I got it working, it was not the fix i would like but I forwarded my domain to a second local Nginx instance on a VM so not publicly. After adding https it works like it's meant to. Thanks for all the support, I'm content with a band-aid fix for now

[nickrallison]

Perhaps another band aid would be a disclaimer to firefox users and the advice to host it publicly and disable sign ups once issue #52 gets resolved

[MohamedBassem]

You don't actually need to host it publicly. You just need to have a valid certificate. You can get valid certs for non public domains with DNS challenge in Lets Encrypt. Most of my homelab is non-public (only via tailscale) and has valid certs.

EDIT: #52 is a misunderstanding :) DISABLE_SIGNUPS works.
EDIT 2: I think the disclaimer would be: "If you're planning to use the firefox extension, your service needs to be served over https and have valid certs".

[alejoar]

I'm facing this same issue (confirmed looking at the extension console logs) and hosting through cosmos with a custom domain. The site is publicly accessible with https.

Any tips on how to fix it with this setup?

[MohamedBassem]

@alejoar if you're using cosmos, you might want to check the custom CORS header configuration. Check #51 for details on how we debug a previous instance with cosmos.

[alejoar]

@MohamedBassem amazing, that worked, thank you!

[lucius346346]

Is there any plan for fixing this? Setting up SSL for just that would be a hassle?

[MohamedBassem]

@lucius346346 to be honest, I'm not entirely sure if this something that can be "fixed" or if it's a firefox restriction that can't be bypassed. So far, I didn't find any reference online stating this requirement and I'm not entirely sure what needs to be fixed.

[axsddlr]

having same issue on both chrome, edge, waterfox and firefox. ios app works fine

[kamtschatka]

So I found the solution here: https://discourse.mozilla.org/t/mv3-default-csp-override-upgrade-insecure-requests/110443
There is a default Content Security Policy applied in Firefox: https://developer.mozilla.org/en-US/docs/Mozilla/Add-ons/WebExtensions/manifest.json/content_security_policy
I have created a PR: #178

I tried it out locally and could confirm that it works (using the published extension and modifying it)

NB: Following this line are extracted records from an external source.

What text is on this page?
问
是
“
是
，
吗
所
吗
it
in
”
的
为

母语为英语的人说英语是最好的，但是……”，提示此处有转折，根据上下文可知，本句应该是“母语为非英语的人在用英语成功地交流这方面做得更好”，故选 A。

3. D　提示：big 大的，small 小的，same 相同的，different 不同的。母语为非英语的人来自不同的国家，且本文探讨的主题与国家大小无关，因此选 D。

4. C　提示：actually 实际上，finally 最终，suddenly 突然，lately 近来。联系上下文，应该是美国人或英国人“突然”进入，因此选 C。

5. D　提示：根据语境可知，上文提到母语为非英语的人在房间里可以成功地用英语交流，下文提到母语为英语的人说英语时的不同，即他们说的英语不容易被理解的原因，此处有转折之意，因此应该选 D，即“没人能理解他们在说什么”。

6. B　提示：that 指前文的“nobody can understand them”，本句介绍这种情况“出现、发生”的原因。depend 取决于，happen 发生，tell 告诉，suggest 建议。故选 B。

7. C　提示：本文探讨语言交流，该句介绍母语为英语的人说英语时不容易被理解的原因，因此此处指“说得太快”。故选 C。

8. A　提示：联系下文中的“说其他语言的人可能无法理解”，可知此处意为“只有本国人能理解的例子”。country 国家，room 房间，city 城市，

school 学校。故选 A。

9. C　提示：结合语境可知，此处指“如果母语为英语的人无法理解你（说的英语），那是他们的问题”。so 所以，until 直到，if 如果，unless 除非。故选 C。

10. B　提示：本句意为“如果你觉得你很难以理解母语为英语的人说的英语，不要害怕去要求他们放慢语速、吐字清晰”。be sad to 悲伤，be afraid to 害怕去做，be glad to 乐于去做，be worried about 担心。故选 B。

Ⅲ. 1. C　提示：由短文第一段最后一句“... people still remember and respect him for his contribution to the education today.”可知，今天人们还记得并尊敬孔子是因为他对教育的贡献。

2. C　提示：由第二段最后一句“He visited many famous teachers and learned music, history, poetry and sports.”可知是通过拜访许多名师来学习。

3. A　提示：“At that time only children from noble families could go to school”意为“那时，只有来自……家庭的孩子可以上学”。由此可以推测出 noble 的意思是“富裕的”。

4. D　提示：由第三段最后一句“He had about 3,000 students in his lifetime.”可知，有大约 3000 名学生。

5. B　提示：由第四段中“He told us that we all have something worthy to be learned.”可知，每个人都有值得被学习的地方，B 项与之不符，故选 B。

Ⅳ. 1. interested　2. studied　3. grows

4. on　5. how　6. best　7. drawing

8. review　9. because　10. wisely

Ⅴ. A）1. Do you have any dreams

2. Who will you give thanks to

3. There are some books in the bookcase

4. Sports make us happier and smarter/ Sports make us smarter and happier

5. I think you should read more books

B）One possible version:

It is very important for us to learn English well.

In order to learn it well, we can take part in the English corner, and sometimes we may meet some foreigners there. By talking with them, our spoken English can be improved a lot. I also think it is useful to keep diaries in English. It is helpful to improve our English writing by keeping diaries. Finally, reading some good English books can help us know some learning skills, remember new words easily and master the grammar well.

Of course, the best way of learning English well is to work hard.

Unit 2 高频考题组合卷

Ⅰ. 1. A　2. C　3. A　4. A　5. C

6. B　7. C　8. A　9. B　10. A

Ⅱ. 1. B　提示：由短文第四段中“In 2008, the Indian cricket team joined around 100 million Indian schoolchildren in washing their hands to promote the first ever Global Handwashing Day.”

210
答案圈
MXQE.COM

I also tried the local build but that did not work, as the build seems to output invalid manifest versions for Firefox. @MohamedBassem maybe we can talk in Discord to get this fixed? the dev build does not seem to work and the "build" target seems to not include the js file in the index.html?

[MohamedBassem]

@kamtschatka this is a great find! I didn't know that firefox adds upgrade-insecure-requests to CSP, and it's not even documented in their docs!

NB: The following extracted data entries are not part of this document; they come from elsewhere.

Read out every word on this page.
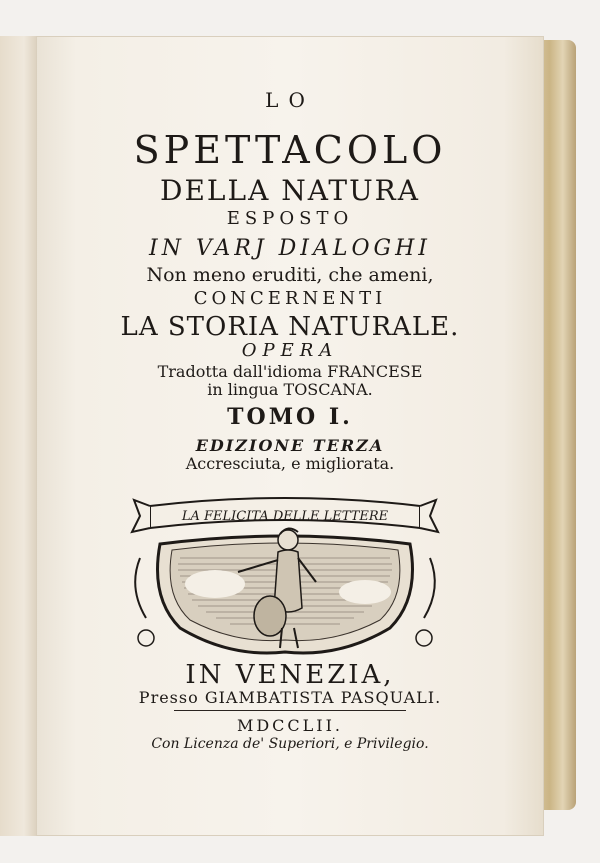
LO
SPETTACOLO
DELLA NATURA
ESPOSTO
IN VARJ DIALOGHI
Non meno eruditi, che ameni,
CONCERNENTI
LA STORIA NATURALE.
OPERA
Tradotta dall'idioma FRANCESE
in lingua TOSCANA.
TOMO I.
EDIZIONE TERZA
Accresciuta, e migliorata.
LA FELICITA DELLE LETTERE
IN VENEZIA,
Presso GIAMBATISTA PASQUALI.
MDCCLII.
Con Licenza de' Superiori, e Privilegio.
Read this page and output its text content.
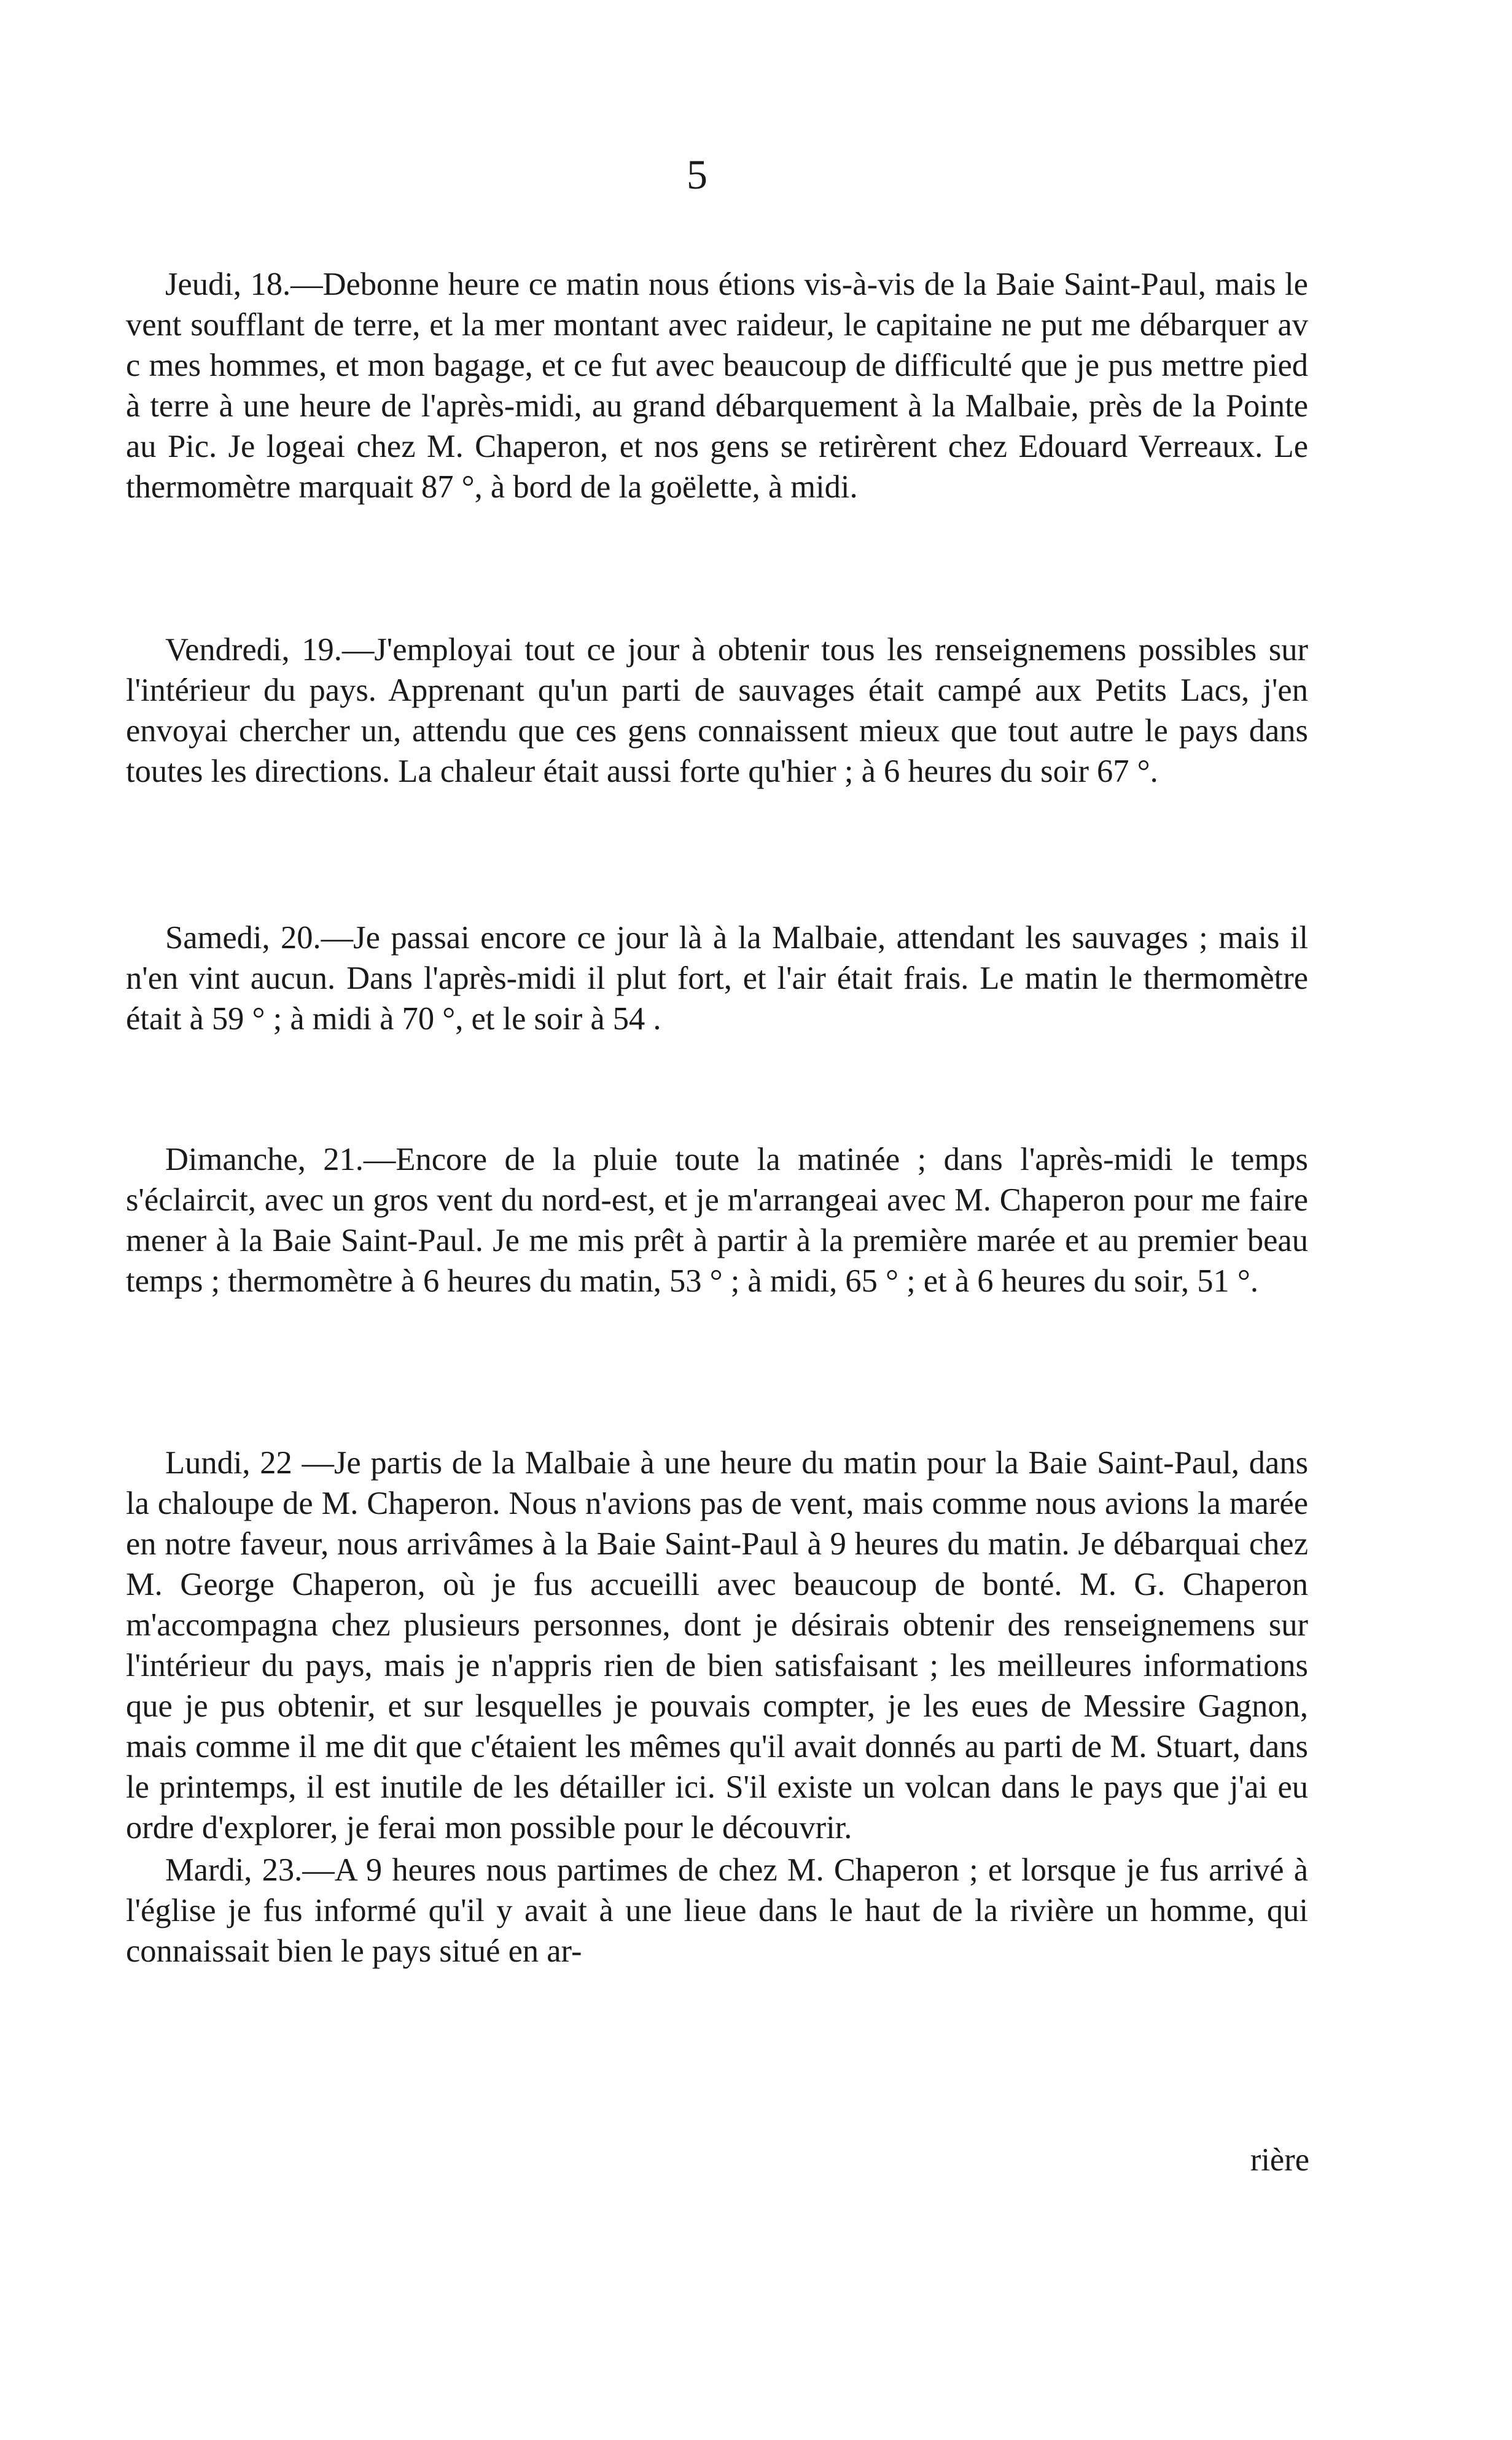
5

Jeudi, 18.—Debonne heure ce matin nous étions vis-à-vis de la Baie Saint-Paul, mais le vent soufflant de terre, et la mer montant avec raideur, le capitaine ne put me débarquer av c mes hommes, et mon bagage, et ce fut avec beaucoup de difficulté que je pus mettre pied à terre à une heure de l'après-midi, au grand débarquement à la Malbaie, près de la Pointe au Pic. Je logeai chez M. Chaperon, et nos gens se retirèrent chez Edouard Verreaux. Le thermomètre marquait 87 °, à bord de la goëlette, à midi.

Vendredi, 19.—J'employai tout ce jour à obtenir tous les renseignemens possibles sur l'intérieur du pays. Apprenant qu'un parti de sauvages était campé aux Petits Lacs, j'en envoyai chercher un, attendu que ces gens connaissent mieux que tout autre le pays dans toutes les directions. La chaleur était aussi forte qu'hier ; à 6 heures du soir 67 °.

Samedi, 20.—Je passai encore ce jour là à la Malbaie, attendant les sauvages ; mais il n'en vint aucun. Dans l'après-midi il plut fort, et l'air était frais. Le matin le thermomètre était à 59 ° ; à midi à 70 °, et le soir à 54 .

Dimanche, 21.—Encore de la pluie toute la matinée ; dans l'après-midi le temps s'éclaircit, avec un gros vent du nord-est, et je m'arrangeai avec M. Chaperon pour me faire mener à la Baie Saint-Paul. Je me mis prêt à partir à la première marée et au premier beau temps ; thermomètre à 6 heures du matin, 53 ° ; à midi, 65 ° ; et à 6 heures du soir, 51 °.

Lundi, 22 —Je partis de la Malbaie à une heure du matin pour la Baie Saint-Paul, dans la chaloupe de M. Chaperon. Nous n'avions pas de vent, mais comme nous avions la marée en notre faveur, nous arrivâmes à la Baie Saint-Paul à 9 heures du matin. Je débarquai chez M. George Chaperon, où je fus accueilli avec beaucoup de bonté. M. G. Chaperon m'accompagna chez plusieurs personnes, dont je désirais obtenir des renseignemens sur l'intérieur du pays, mais je n'appris rien de bien satisfaisant ; les meilleures informations que je pus obtenir, et sur lesquelles je pouvais compter, je les eues de Messire Gagnon, mais comme il me dit que c'étaient les mêmes qu'il avait donnés au parti de M. Stuart, dans le printemps, il est inutile de les détailler ici. S'il existe un volcan dans le pays que j'ai eu ordre d'explorer, je ferai mon possible pour le découvrir.

Mardi, 23.—A 9 heures nous partimes de chez M. Chaperon ; et lorsque je fus arrivé à l'église je fus informé qu'il y avait à une lieue dans le haut de la rivière un homme, qui connaissait bien le pays situé en ar-

rière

Regarding the local build, pnpm run dev doesn't seem to work with firefox, but pnpm run build does work. You need to follow this link to install the extenion.

[MohamedBassem]

I've just released v1.2.1 to the mozilla store with @kamtschatka. If anyone was facing this problem, please give it a shot and let us know how it goes.
Once again, thanks a ton @kamtschatka for tracking and fixing this long standing problem!